SIFT (Scale Invariant Feature Transform)

5 min readJul 30, 2019

Summary: SIFT can manage the scale invariant on the feature extracted problem.

What the meaning of Scale Invariant?

Let me define the "feature" first.

Feature can be a corner or edge. The feature can provide the meaningful information without the whole pixels.

Hence, as you can see, to extract the corners from the left side, can use the filter, such as Gaussian filter. However, if the image become larger, like right side, the previous filter we have, cannot apply to this case. This is called Scale Invariant Problem.

SIFT comes to help.

1/5 Scale-space Extrema Detection

The smaller scale factor of Gaussian is for the small corner; otherwise uses the bigger ones.

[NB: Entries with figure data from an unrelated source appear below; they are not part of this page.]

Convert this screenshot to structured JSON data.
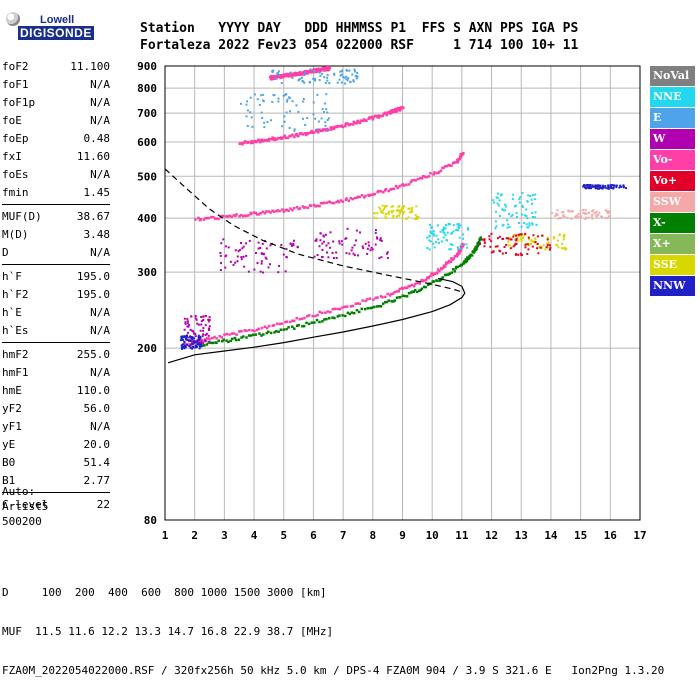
{
  "logo": {
    "line1": "Lowell",
    "line2": "DIGISONDE"
  },
  "header": {
    "line1": "Station   YYYY DAY   DDD HHMMSS P1  FFS S AXN PPS IGA PS",
    "line2": "Fortaleza 2022 Fev23 054 022000 RSF     1 714 100 10+ 11"
  },
  "params": [
    [
      {
        "k": "foF2",
        "v": "11.100"
      },
      {
        "k": "foF1",
        "v": "N/A"
      },
      {
        "k": "foF1p",
        "v": "N/A"
      },
      {
        "k": "foE",
        "v": "N/A"
      },
      {
        "k": "foEp",
        "v": "0.48"
      },
      {
        "k": "fxI",
        "v": "11.60"
      },
      {
        "k": "foEs",
        "v": "N/A"
      },
      {
        "k": "fmin",
        "v": "1.45"
      }
    ],
    [
      {
        "k": "MUF(D)",
        "v": "38.67"
      },
      {
        "k": "M(D)",
        "v": "3.48"
      },
      {
        "k": "D",
        "v": "N/A"
      }
    ],
    [
      {
        "k": "h`F",
        "v": "195.0"
      },
      {
        "k": "h`F2",
        "v": "195.0"
      },
      {
        "k": "h`E",
        "v": "N/A"
      },
      {
        "k": "h`Es",
        "v": "N/A"
      }
    ],
    [
      {
        "k": "hmF2",
        "v": "255.0"
      },
      {
        "k": "hmF1",
        "v": "N/A"
      },
      {
        "k": "hmE",
        "v": "110.0"
      },
      {
        "k": "yF2",
        "v": "56.0"
      },
      {
        "k": "yF1",
        "v": "N/A"
      },
      {
        "k": "yE",
        "v": "20.0"
      },
      {
        "k": "B0",
        "v": "51.4"
      },
      {
        "k": "B1",
        "v": "2.77"
      }
    ],
    [
      {
        "k": "C-level",
        "v": "22"
      }
    ]
  ],
  "auto": {
    "l1": "Auto:",
    "l2": "Artist5",
    "l3": "500200"
  },
  "legend": [
    {
      "label": "NoVal",
      "color": "#808080"
    },
    {
      "label": "NNE",
      "color": "#22d8f0"
    },
    {
      "label": "E",
      "color": "#4fa3e8"
    },
    {
      "label": "W",
      "color": "#b000b0"
    },
    {
      "label": "Vo-",
      "color": "#ff3fa8"
    },
    {
      "label": "Vo+",
      "color": "#e0002a"
    },
    {
      "label": "SSW",
      "color": "#f4a9a9"
    },
    {
      "label": "X-",
      "color": "#008000"
    },
    {
      "label": "X+",
      "color": "#86b85a"
    },
    {
      "label": "SSE",
      "color": "#d8d800"
    },
    {
      "label": "NNW",
      "color": "#2020c8"
    }
  ],
  "bottom": {
    "l1": "D     100  200  400  600  800 1000 1500 3000 [km]",
    "l2": "MUF  11.5 11.6 12.2 13.3 14.7 16.8 22.9 38.7 [MHz]",
    "l3": "FZA0M_2022054022000.RSF / 320fx256h 50 kHz 5.0 km / DPS-4 FZA0M 904 / 3.9 S 321.6 E   Ion2Png 1.3.20"
  },
  "chart_data": {
    "type": "scatter",
    "title": "",
    "xlabel": "",
    "ylabel": "",
    "xlim": [
      1,
      17
    ],
    "ylim": [
      80,
      900
    ],
    "xticks": [
      1,
      2,
      3,
      4,
      5,
      6,
      7,
      8,
      9,
      10,
      11,
      12,
      13,
      14,
      15,
      16,
      17
    ],
    "yticks": [
      80,
      200,
      300,
      400,
      500,
      600,
      700,
      800,
      900
    ],
    "y_scale": "log",
    "grid": true,
    "legend_position": "right",
    "series": [
      {
        "name": "Vo-",
        "color": "#ff3fa8",
        "kind": "trace",
        "x": [
          1.6,
          2.5,
          4,
          5.5,
          7,
          8.5,
          9.5,
          10.2,
          10.8,
          11.0
        ],
        "y": [
          205,
          212,
          222,
          236,
          250,
          268,
          285,
          305,
          330,
          350
        ]
      },
      {
        "name": "X-",
        "color": "#008000",
        "kind": "trace",
        "x": [
          2.2,
          3.5,
          5,
          6.5,
          8,
          9.2,
          10.2,
          11.0,
          11.4,
          11.6
        ],
        "y": [
          205,
          212,
          222,
          236,
          250,
          268,
          290,
          315,
          340,
          362
        ]
      },
      {
        "name": "Vo-",
        "color": "#ff3fa8",
        "kind": "trace",
        "x": [
          2,
          3,
          4,
          5,
          6,
          7,
          8,
          9,
          10,
          10.8,
          11.0
        ],
        "y": [
          400,
          405,
          412,
          420,
          430,
          442,
          458,
          480,
          510,
          545,
          570
        ]
      },
      {
        "name": "Vo-",
        "color": "#ff3fa8",
        "kind": "trace",
        "x": [
          3.5,
          4.5,
          5.5,
          6.5,
          7.5,
          8.5,
          9.0
        ],
        "y": [
          600,
          612,
          628,
          648,
          672,
          705,
          725
        ]
      },
      {
        "name": "Vo-",
        "color": "#ff3fa8",
        "kind": "trace",
        "x": [
          4.5,
          5.5,
          6.5
        ],
        "y": [
          850,
          870,
          895
        ]
      },
      {
        "name": "W",
        "color": "#b000b0",
        "kind": "cluster",
        "x": [
          1.6,
          2.5
        ],
        "y": [
          205,
          240
        ]
      },
      {
        "name": "W",
        "color": "#b000b0",
        "kind": "cluster",
        "x": [
          2.8,
          5.5
        ],
        "y": [
          300,
          360
        ]
      },
      {
        "name": "W",
        "color": "#b000b0",
        "kind": "cluster",
        "x": [
          6,
          8.5
        ],
        "y": [
          320,
          380
        ]
      },
      {
        "name": "NNE",
        "color": "#22d8f0",
        "kind": "cluster",
        "x": [
          9.8,
          11.2
        ],
        "y": [
          340,
          390
        ]
      },
      {
        "name": "NNE",
        "color": "#22d8f0",
        "kind": "cluster",
        "x": [
          12,
          13.5
        ],
        "y": [
          380,
          460
        ]
      },
      {
        "name": "E",
        "color": "#4fa3e8",
        "kind": "cluster",
        "x": [
          3.5,
          6.5
        ],
        "y": [
          640,
          780
        ]
      },
      {
        "name": "E",
        "color": "#4fa3e8",
        "kind": "cluster",
        "x": [
          4.5,
          7.5
        ],
        "y": [
          820,
          890
        ]
      },
      {
        "name": "SSE",
        "color": "#d8d800",
        "kind": "cluster",
        "x": [
          12.5,
          14.5
        ],
        "y": [
          340,
          370
        ]
      },
      {
        "name": "SSE",
        "color": "#d8d800",
        "kind": "cluster",
        "x": [
          8,
          9.5
        ],
        "y": [
          400,
          430
        ]
      },
      {
        "name": "Vo+",
        "color": "#e0002a",
        "kind": "cluster",
        "x": [
          11.5,
          14
        ],
        "y": [
          330,
          370
        ]
      },
      {
        "name": "NNW",
        "color": "#2020c8",
        "kind": "cluster",
        "x": [
          1.5,
          2.2
        ],
        "y": [
          200,
          215
        ]
      },
      {
        "name": "NNW",
        "color": "#2020c8",
        "kind": "cluster",
        "x": [
          15,
          16.5
        ],
        "y": [
          470,
          480
        ]
      },
      {
        "name": "SSW",
        "color": "#f4a9a9",
        "kind": "cluster",
        "x": [
          14,
          16
        ],
        "y": [
          400,
          420
        ]
      }
    ],
    "profile_solid": {
      "x": [
        1.1,
        2,
        3,
        4,
        5,
        6,
        7,
        8,
        9,
        10,
        10.6,
        11.0,
        11.1,
        11.0,
        10.7,
        10.2
      ],
      "y": [
        185,
        193,
        197,
        201,
        206,
        212,
        218,
        225,
        233,
        243,
        252,
        262,
        268,
        278,
        285,
        290
      ]
    },
    "profile_dashed": {
      "x": [
        1.0,
        1.7,
        2.5,
        3.3,
        4.3,
        5.5,
        7,
        8.5,
        9.8,
        10.6,
        11.0
      ],
      "y": [
        520,
        470,
        420,
        385,
        355,
        330,
        310,
        295,
        283,
        275,
        270
      ]
    }
  }
}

The cost of computation from Laplacian of Gaussian, is costly. Hence, SIFT use “difference” to calculate two different scale factors of the Gaussian filter(DoG), and this approximate to the LoG.

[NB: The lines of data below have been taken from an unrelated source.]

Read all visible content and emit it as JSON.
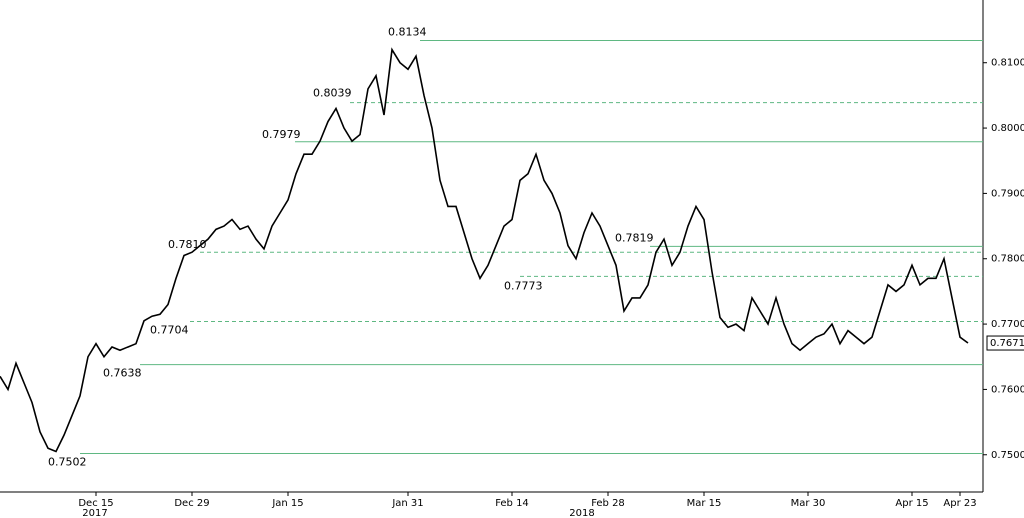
{
  "chart_data": {
    "type": "line",
    "categories": [
      null,
      null,
      null,
      null,
      null,
      null,
      null,
      null,
      null,
      null,
      null,
      null,
      "Dec 15",
      null,
      null,
      null,
      null,
      null,
      null,
      null,
      null,
      null,
      null,
      null,
      "Dec 29",
      null,
      null,
      null,
      null,
      null,
      null,
      null,
      null,
      null,
      null,
      null,
      "Jan 15",
      null,
      null,
      null,
      null,
      null,
      null,
      null,
      null,
      null,
      null,
      null,
      null,
      null,
      null,
      "Jan 31",
      null,
      null,
      null,
      null,
      null,
      null,
      null,
      null,
      null,
      null,
      null,
      null,
      "Feb 14",
      null,
      null,
      null,
      null,
      null,
      null,
      null,
      null,
      null,
      null,
      null,
      "Feb 28",
      null,
      null,
      null,
      null,
      null,
      null,
      null,
      null,
      null,
      null,
      null,
      "Mar 15",
      null,
      null,
      null,
      null,
      null,
      null,
      null,
      null,
      null,
      null,
      null,
      null,
      "Mar 30",
      null,
      null,
      null,
      null,
      null,
      null,
      null,
      null,
      null,
      null,
      null,
      null,
      "Apr 15",
      null,
      null,
      null,
      null,
      null,
      "Apr 23",
      null
    ],
    "series": [
      {
        "color": "#000000",
        "values": [
          0.762,
          0.76,
          0.764,
          0.761,
          0.758,
          0.7535,
          0.751,
          0.7505,
          0.753,
          0.756,
          0.759,
          0.765,
          0.767,
          0.765,
          0.7665,
          0.766,
          0.7665,
          0.767,
          0.7705,
          0.7712,
          0.7715,
          0.773,
          0.777,
          0.7805,
          0.781,
          0.782,
          0.783,
          0.7845,
          0.785,
          0.786,
          0.7845,
          0.785,
          0.783,
          0.7815,
          0.785,
          0.787,
          0.789,
          0.793,
          0.796,
          0.796,
          0.798,
          0.801,
          0.803,
          0.8,
          0.798,
          0.799,
          0.806,
          0.808,
          0.802,
          0.812,
          0.81,
          0.809,
          0.811,
          0.805,
          0.8,
          0.792,
          0.788,
          0.788,
          0.784,
          0.78,
          0.777,
          0.779,
          0.782,
          0.785,
          0.786,
          0.792,
          0.793,
          0.796,
          0.792,
          0.79,
          0.787,
          0.782,
          0.78,
          0.784,
          0.787,
          0.785,
          0.782,
          0.779,
          0.772,
          0.774,
          0.774,
          0.776,
          0.781,
          0.783,
          0.779,
          0.781,
          0.785,
          0.788,
          0.786,
          0.778,
          0.771,
          0.7695,
          0.77,
          0.769,
          0.774,
          0.772,
          0.77,
          0.774,
          0.77,
          0.767,
          0.766,
          0.767,
          0.768,
          0.7685,
          0.77,
          0.767,
          0.769,
          0.768,
          0.767,
          0.768,
          0.772,
          0.776,
          0.775,
          0.776,
          0.779,
          0.776,
          0.777,
          0.777,
          0.78,
          0.774,
          0.768,
          0.7671
        ]
      }
    ],
    "years": [
      "2017",
      "2018"
    ],
    "ylim": [
      0.7443,
      0.8196
    ],
    "yticks": [
      {
        "value": 0.75,
        "label": "0.7500"
      },
      {
        "value": 0.76,
        "label": "0.7600"
      },
      {
        "value": 0.77,
        "label": "0.7700"
      },
      {
        "value": 0.78,
        "label": "0.7800"
      },
      {
        "value": 0.79,
        "label": "0.7900"
      },
      {
        "value": 0.8,
        "label": "0.8000"
      },
      {
        "value": 0.81,
        "label": "0.8100"
      }
    ],
    "level_color": "#5fb882",
    "levels": [
      {
        "value": 0.8134,
        "style": "solid"
      },
      {
        "value": 0.8039,
        "style": "dashed"
      },
      {
        "value": 0.7979,
        "style": "solid"
      },
      {
        "value": 0.781,
        "label": "0.7810",
        "style": "dashed"
      },
      {
        "value": 0.7819,
        "style": "solid"
      },
      {
        "value": 0.7773,
        "style": "dashed"
      },
      {
        "value": 0.7704,
        "style": "dashed"
      },
      {
        "value": 0.7638,
        "style": "solid"
      },
      {
        "value": 0.7502,
        "style": "solid"
      }
    ]
  }
}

To get the key point, each pixel compares with the 8 neighbors. If the pixel is local extrema, it is a potential key point.

from OpenCV

What is the Laplacian?

The Laplacian is to calculate the divergence of the gradient of data.

What is the Divergence?

Divergence is to calculate the flow value from vector 1 to vector 2.(I treat it as the changed rate of the gradient).

Actually, the vector is flow. The divergence is to measure the flow value generated by two vectors.

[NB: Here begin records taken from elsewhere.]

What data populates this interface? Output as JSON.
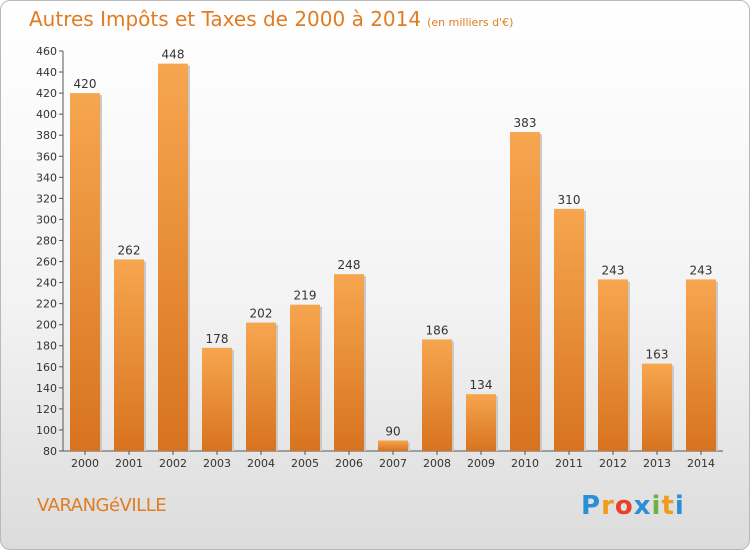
{
  "chart_data": {
    "type": "bar",
    "title": "Autres Impôts et Taxes de 2000 à 2014",
    "subtitle": "(en milliers d'€)",
    "categories": [
      "2000",
      "2001",
      "2002",
      "2003",
      "2004",
      "2005",
      "2006",
      "2007",
      "2008",
      "2009",
      "2010",
      "2011",
      "2012",
      "2013",
      "2014"
    ],
    "values": [
      420,
      262,
      448,
      178,
      202,
      219,
      248,
      90,
      186,
      134,
      383,
      310,
      243,
      163,
      243
    ],
    "ylim": [
      80,
      460
    ],
    "yticks": [
      80,
      100,
      120,
      140,
      160,
      180,
      200,
      220,
      240,
      260,
      280,
      300,
      320,
      340,
      360,
      380,
      400,
      420,
      440,
      460
    ],
    "grid": false,
    "bar_color": "#f0a04b"
  },
  "town": "VARANGéVILLE",
  "logo": {
    "letters": [
      "P",
      "r",
      "o",
      "x",
      "i",
      "t",
      "i"
    ],
    "colors": [
      "#2a8fd6",
      "#f29a1e",
      "#e8402a",
      "#2a8fd6",
      "#6cb33f",
      "#f29a1e",
      "#2a8fd6"
    ]
  }
}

2/5 Key point Localization

From the previous step, we get the location of key point each scale. However, these exist the variance. Hence, we have to get the location more precisely.

SIFT uses Taylor series expansion of scale space to get more accurate location.

Taylor series expansion: https://ch-hsieh.blogspot.com/2009/01/blog-post.html

Then, if the calculated value < threshold(0.03), it is rejected. This threshold in OpenCV named contrastThreshold.

However, the DoG has higher response for edges, it should be removed. (Due to focus on the strong interest points, such as corner.) Therefore, SIFT uses the similar way, Harris Corner detector. They use 2x2 Hessian matrix to compute the principle curvature.

Harris Corner detector for edges is using one eigen value > others. edgeThreshold in opencv with value (10).

Harris Corner: https://docs.opencv.org/3.4/dc/d0d/tutorial_py_features_harris.html

3/5 Orientation Assignment

By assign the orientation to the image, it makes its descriptor invariant to the rotation.

To do so, it can be treated as 4 steps.

Determine sample points.
Determine the gradient magnitude and orientation of each sample point.
Create an orientation histogram.
Extract dominant directions.

Determine sample points

In the previous step, we get the refined key point, and we know its Gaussian scale factor.

Hence, we apply this Gaussian to smooth the image.
Using a certain radius to extract the process region, named gaussian-weighted circular window.

Determine the gradient magnitude and orientation of each sample point

Create an orientation histogram

SIFT uses 36 histogram to get the orientation.

The histogram using 36 bins, each covering 10 degrees.
Each sample within gaussian-weighted circular window is weighted its gradient magnitude.

SIFT take the peaks from the histogram, and any peak > 80% is also considered to calculate the orientation. It creates keypoints with same location and scale, but different directions. It contribute to stability of matching.

4/5 Keypoint Descriptor

Every key point get the location, scale, and orientation. we want the distinctive vector, partially invariant to the different viewpoint changed.

SIFT take the 16 x 16 neighbourhood around the key point.
16 x 16 neighbor array divide into 16 sub-blocks of 4 x 4 size.
For each sub-block, 8 bins of orientation histogram is created.
Total is 4x4x8 = 128.

5/5 Key point Matching

Keypoints between two images are matched by identifying their nearest neighbours.

However, the second closet match may be very near to the first, because of the noise or other factors. We can use ratio of closest-distance to second-closest distance. if >0.8, then it is rejected.

It eliminaters around 90% of false matches while discards only 5% correct matches, as per the paper.

Recap:

Use difference of gaussian smoothed to get the scale space local extrema.
Refine the key point by using Taylor series expansion of scale space(> threshold 0.03) and dropped the edge feature(< threshold 10).
Assign the orientation to each key point by weighting the gradient magnitude within the gaussian-weighted circular window. Then, chose the peak from the histogram with 36 bins, and the >80% ones.
Describe the key point to against different viewpoint changed.
Match the keypoints and reduce the noise by using the ratio of closest-distance to second-closest distance.